Threat Stack announced enhancements to its integration framework to enable deep security insights and continuous improvement across Security and Operations teams.

The framework expands Threat Stack’s existing integrations with Slack, VictorOps, and PagerDuty to security analytics and SIEM platforms like Splunk, Sumo Logic, and Graylog to unify security and operations teams and enable proactive, automated cloud security management.

The Threat Stack integration framework is powered by a combination of RESTful APIs and Webhooks to allow customers to consume the rich, context-driven information from Threat Stack in a variety of use cases for alert, event, vulnerability, and threat analytics. It also allows customers to drive notifications and remediation workflows via integration with systems like OpsGenie, Jira, GitLab, and more.
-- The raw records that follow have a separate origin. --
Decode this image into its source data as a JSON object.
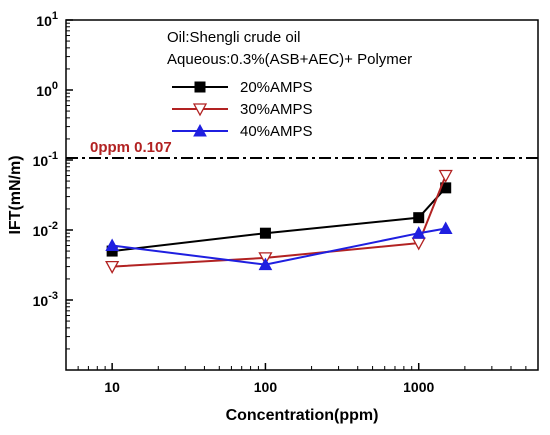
{
  "chart_data": {
    "type": "line",
    "xlabel": "Concentration(ppm)",
    "ylabel": "IFT(mN/m)",
    "x_scale": "log",
    "y_scale": "log",
    "xlim": [
      5,
      6000
    ],
    "ylim": [
      0.0001,
      10
    ],
    "x_ticks": [
      {
        "value": 10,
        "label": "10"
      },
      {
        "value": 100,
        "label": "100"
      },
      {
        "value": 1000,
        "label": "1000"
      }
    ],
    "y_ticks": [
      {
        "value": 0.001,
        "base": "10",
        "exp": "-3"
      },
      {
        "value": 0.01,
        "base": "10",
        "exp": "-2"
      },
      {
        "value": 0.1,
        "base": "10",
        "exp": "-1"
      },
      {
        "value": 1,
        "base": "10",
        "exp": "0"
      },
      {
        "value": 10,
        "base": "10",
        "exp": "1"
      }
    ],
    "annotations": [
      {
        "text": "Oil:Shengli crude oil"
      },
      {
        "text": "Aqueous:0.3%(ASB+AEC)+ Polymer"
      }
    ],
    "reference_line": {
      "y": 0.107,
      "label": "0ppm 0.107",
      "color": "#000000",
      "label_color": "#b22222",
      "style": "dash-dot"
    },
    "series": [
      {
        "name": "20%AMPS",
        "color": "#000000",
        "marker": "square",
        "x": [
          10,
          100,
          1000,
          1500
        ],
        "y": [
          0.005,
          0.009,
          0.015,
          0.04
        ]
      },
      {
        "name": "30%AMPS",
        "color": "#b22222",
        "marker": "triangle-down-open",
        "x": [
          10,
          100,
          1000,
          1500
        ],
        "y": [
          0.003,
          0.004,
          0.0065,
          0.06
        ]
      },
      {
        "name": "40%AMPS",
        "color": "#1f1fe0",
        "marker": "triangle-up",
        "x": [
          10,
          100,
          1000,
          1500
        ],
        "y": [
          0.006,
          0.0032,
          0.009,
          0.0105
        ]
      }
    ],
    "legend_position": "top-right",
    "grid": false
  }
}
“Threat Stack has always provided unprecedented data and context for customers to respond to security incidents,” said Aditya Joshi, Threat Stack EVP of Products and Technology. “The data-rich insights enabled by our enhanced integrations allow Security teams’ value to shift from point-in-time reaction to proactive risk reduction with powerful analytics that highlight patterns and trends across their environments. We’ve seen customers realize this value in how they understand and communicate risk across their own organizations and to their customers.”

The Threat Stack integration framework allows DevOps teams to build custom workflows based on security alerts, while security teams benefit from the combination of Threat Stack data with feeds to tools and services like Splunk, Graylog, Sumo Logic, AWS S3, and Glacier. Several Threat Stack customers are using the integration framework for a wide variety of use cases.

- Enabling Frictionless SecOps with OpsGenie Integration – With Threat Stack integration, OpsGenie acts as a dispatcher for alerts, determining the right people to notify based on on-call schedules, notifying them using email, text messages (SMS), phone calls, and iPhone and Android push notifications, and escalating alerts until the alert is acknowledged or closed. This allows operations teams to monitor Threat Stack alerts in the same place they’re already working, saving them time, while decreasing the likelihood they’ll miss something important that could cause a breach.

- Improving Security Posture with SIEM Integration – Beyond the insight Threat Stack provides into cloud infrastructure where it is deployed, Threat Stack data also can be used to enhance and provide context to other feeds. For example, combining Threat Stack data with Guard Duty in a SIEM provides valuable user and application context for network events that the SIEM receives.

- Driving Security Prioritization through Security Orchestration with Graylog Integration – Threat Stack leveraged its own integration framework to develop an internal security orchestration application that pulled from Threat Stack data, internal apps, and vendor data sources from operations that extend beyond AWS – aggregating them into Graylog to analyze trends from alert data, and ultimately automate workflows to Ops with security insight. This integration provided enhanced visibility across forensic data to enable Security and Operations teams to drive improved security policy.